Proof of Distinction Between Finite and Infinite Sets Using Subsets

Proof: (related to "Distinction Between Finite and Infinite Sets Using Subsets")

Let $X$ be finite.
By subsets of finite sets, $S$ is finite with $|S| \le |X|.$
Since $S$ is a proper subset, we have even $|S| \neq |X|.$
Therefore, $|S| < |X|.$
By characterization of finite sets (no. $3$), there is no injective function $f:X\to S.$

Assume, $X$ is infinite.
Choose $x_1\in X,$ $x_2\in X\setminus\{x_1\},$ $x_3\in X\setminus\{x_1,x_2\},$ etc.
Since $X$ is infinite, we can continue this process for all indices $i\in\mathbb N$ be mapping $f:\mathbb N\to X,$ $f(i):=x_i.$
By construction, this is an injective function $f:\mathbb N\to X.$
Now, define the function $g:X\to S$ ($S$ being a proper subset of $X$) as follows:
$$g(x):=\begin{cases}x&\text{if }x\in X\setminus \{x_i\mid i\in\mathbb N\}\\x_{i+1}&\text{if }x=x_i\end{cases}$$
By construction, the function $g$ is injective as well.

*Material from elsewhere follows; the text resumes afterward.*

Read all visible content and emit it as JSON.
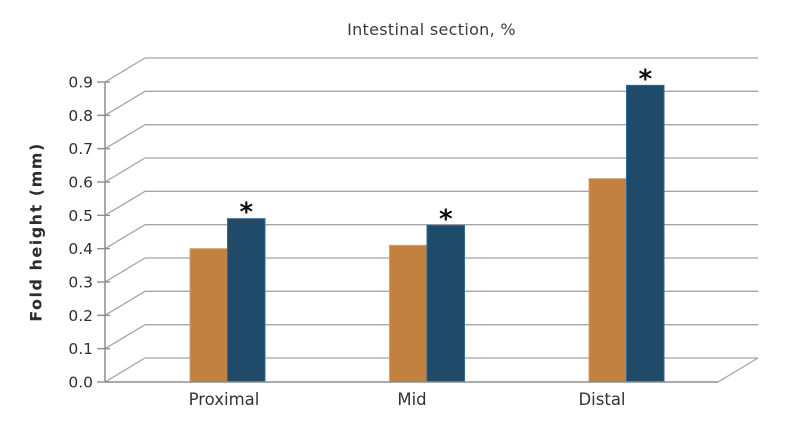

By contraposition to finite case $”\Rightarrow”,$ if there is an injective function $f:X\to S,$ then $X$ is not finite, therefore $X$ is infinite.

By contraposition to the infinite case $”\Rightarrow”,$ if there is no injective function $g:X\to S,$ then $X$ is not infinite, therefore $X$ is finite.

q.e.d